Kalau dengar kata Pantai Sigandu, pasti yang terbesit dipikiran kita hamparan pasir yang luas, dan desiran ombak laut yang damai. Eittss tapi itu dulu, image Pantai Sigandu sebagai wisata murah meriah, dan merakyat nyatanya kini berubah menjadi ‘wisata kekinian’ yang sangat menjamur.
Sepanjang Jalan penghubung sigandu dan PLTU Batang,jajaran kafe, coffe shop, hingga warung sederhana-pun ada sepanjang mata memandang. Orang yang dulu ke pantai dengan sikecil yang asik main pasir,kini seolah berubah tujuan piknik, menikmati secangkir kopi, dengan pisang coklat, tak lupa ambil gambar untuk media sosial.
Memang tak salah, kemajuan dalam pembinaan serta per-geliatan ekonomi disuatu daerah memang sangat baik, kemajuan tingkat daya beli masyarakat juga bisa dilihat, disini. Muda-mudi,emak-emak, bapak-bapak, semua berperan dalam perputaran uang, serta ‘pemberdayaan UMKM.
Tapi tulisan ini bukan membahas ‘dampak ekonomi’ nya, saya rasa masih belum jauh pengetahuan saya.
Kembali, masih ingat sekitar tahun 2015? Jalan sepanjang Sigandu masih dengan hamparan pantai yang luas dan panjang.
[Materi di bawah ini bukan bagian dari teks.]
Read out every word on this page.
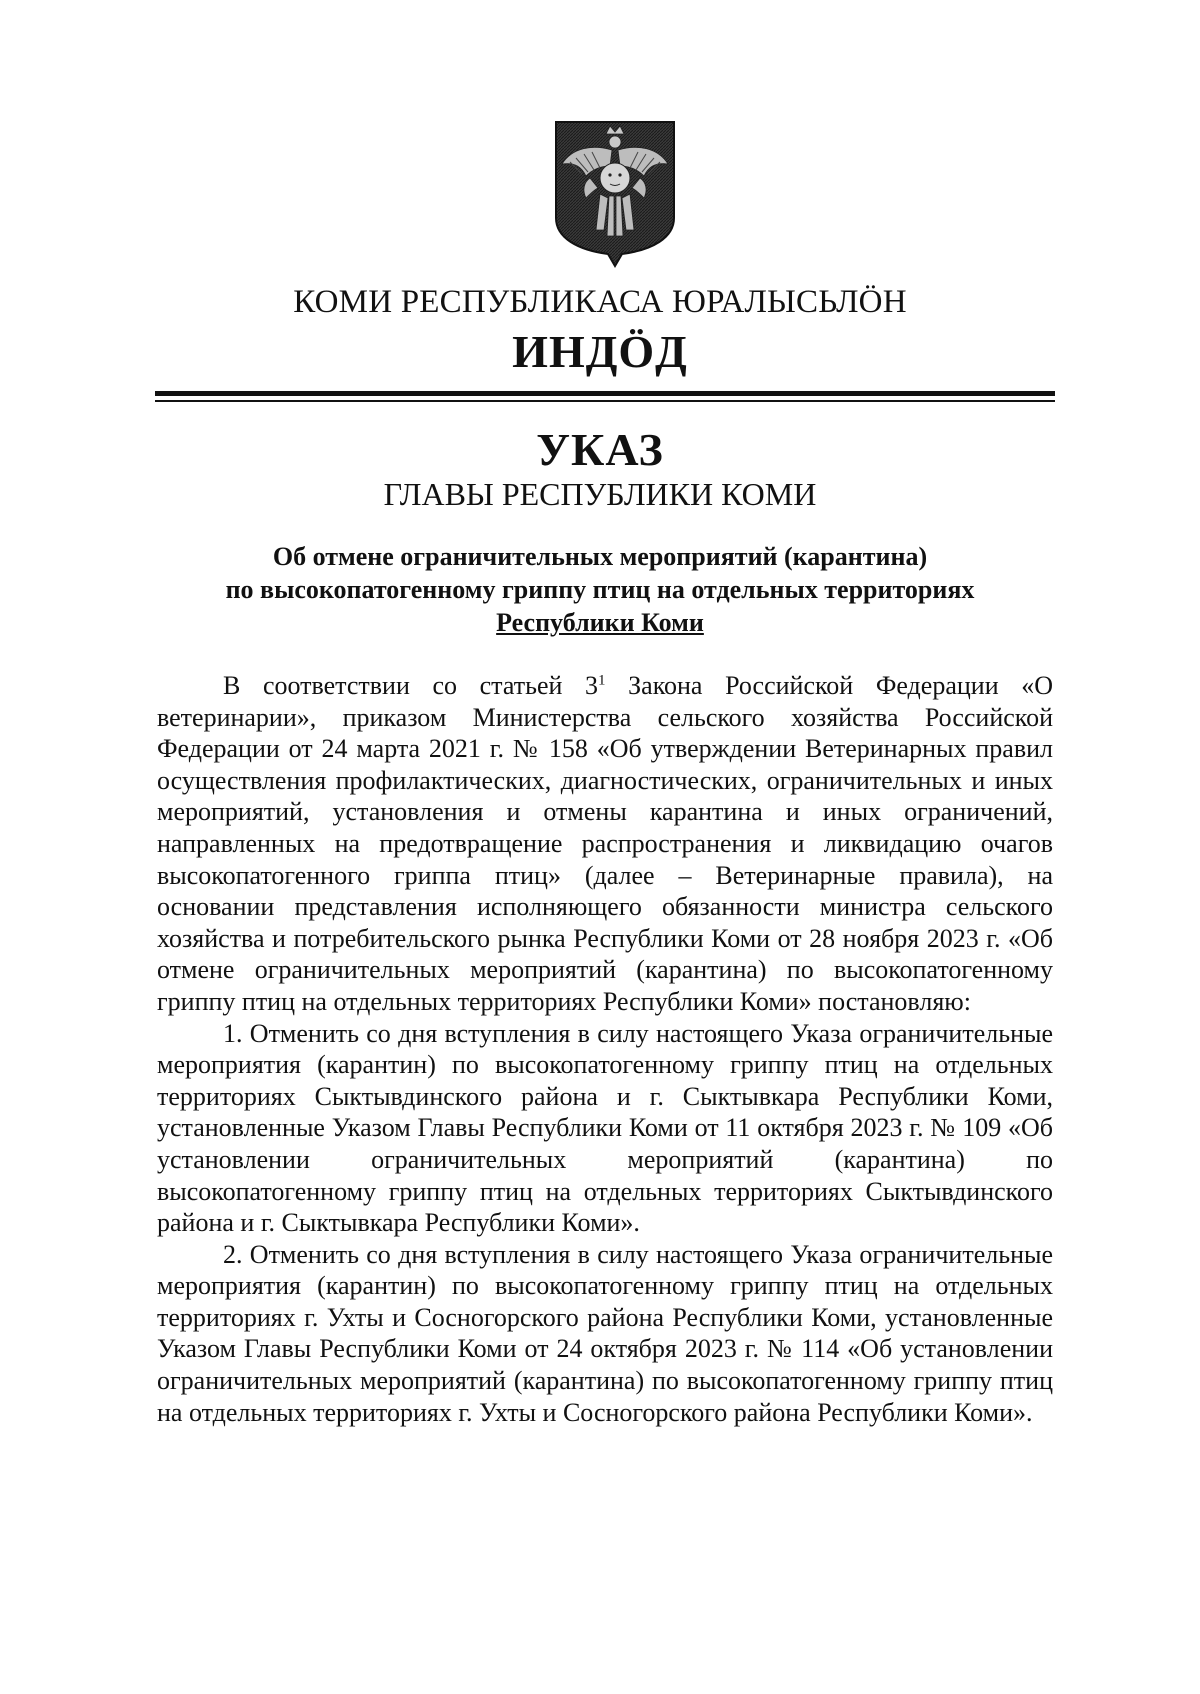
КОМИ РЕСПУБЛИКАСА ЮРАЛЫСЬЛÖН
ИНДÖД
УКАЗ
ГЛАВЫ РЕСПУБЛИКИ КОМИ
Об отмене ограничительных мероприятий (карантина)
по высокопатогенному гриппу птиц на отдельных территориях
Республики Коми

В соответствии со статьей $3^1$ Закона Российской Федерации «О ветеринарии», приказом Министерства сельского хозяйства Российской Федерации от 24 марта 2021 г. № 158 «Об утверждении Ветеринарных правил осуществления профилактических, диагностических, ограничительных и иных мероприятий, установления и отмены карантина и иных ограничений, направленных на предотвращение распространения и ликвидацию очагов высокопатогенного гриппа птиц» (далее – Ветеринарные правила), на основании представления исполняющего обязанности министра сельского хозяйства и потребительского рынка Республики Коми от 28 ноября 2023 г. «Об отмене ограничительных мероприятий (карантина) по высокопатогенному гриппу птиц на отдельных территориях Республики Коми» постановляю:

1. Отменить со дня вступления в силу настоящего Указа ограничительные мероприятия (карантин) по высокопатогенному гриппу птиц на отдельных территориях Сыктывдинского района и г. Сыктывкара Республики Коми, установленные Указом Главы Республики Коми от 11 октября 2023 г. № 109 «Об установлении ограничительных мероприятий (карантина) по высокопатогенному гриппу птиц на отдельных территориях Сыктывдинского района и г. Сыктывкара Республики Коми».

2. Отменить со дня вступления в силу настоящего Указа ограничительные мероприятия (карантин) по высокопатогенному гриппу птиц на отдельных территориях г. Ухты и Сосногорского района Республики Коми, установленные Указом Главы Республики Коми от 24 октября 2023 г. № 114 «Об установлении ограничительных мероприятий (карантина) по высокопатогенному гриппу птиц на отдельных территориях г. Ухты и Сосногорского района Республики Коми».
Bebas ke pantai, sekedar menikmati sepoi angin, memang ada warung kecil, tapi ya itu masih bisa dihitung jari.
Coba lihat Sekarang, puluhan kafe dan warung ‘kekinian’ dengan iringan musik akustiknya begitu menjamur dan terus bermunculan di sepanjang jalan, esensi ke pantai yang jadi pelarian kala keuangan sedang tipis-tipisnya, kini seolah menjadi ladang untuk ‘buang’ isi dompet.
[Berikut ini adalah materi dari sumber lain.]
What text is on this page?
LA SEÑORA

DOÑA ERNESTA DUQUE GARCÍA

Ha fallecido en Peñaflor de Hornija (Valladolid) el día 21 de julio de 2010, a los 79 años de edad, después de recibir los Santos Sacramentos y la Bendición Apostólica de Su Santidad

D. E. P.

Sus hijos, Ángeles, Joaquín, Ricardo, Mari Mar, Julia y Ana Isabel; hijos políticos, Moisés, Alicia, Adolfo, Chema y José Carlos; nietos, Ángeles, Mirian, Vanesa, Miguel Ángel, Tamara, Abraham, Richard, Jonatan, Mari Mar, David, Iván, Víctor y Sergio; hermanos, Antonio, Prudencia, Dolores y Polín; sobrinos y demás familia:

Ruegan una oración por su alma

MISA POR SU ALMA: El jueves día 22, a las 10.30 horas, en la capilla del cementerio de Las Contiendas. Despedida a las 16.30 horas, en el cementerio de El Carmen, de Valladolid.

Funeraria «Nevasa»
Bersama teman ke pantai bukan sekedar berpakain bblong, dan celana boxer pendek, sebaliknya, tampilan modis, kaos brand ternama, dan penampilan mempesona menjadi ‘syarat’ yang saya rasa ‘relate’ dengan suasana yang ada.
Esensi pantai yang damai, sejuk,nan sepoi, terasing dengan geliat perekonomian yang masif tanpa pandang keseimbangan Alam. (.*.)
Ditulis oleh :Ahmad Ardy Anggota PWB
Note : Tulisan tidak bermaksud untuk Menyinggung,menyudutkan,menjatuhkan pihak manapun,tulisan ini murni opini penulis.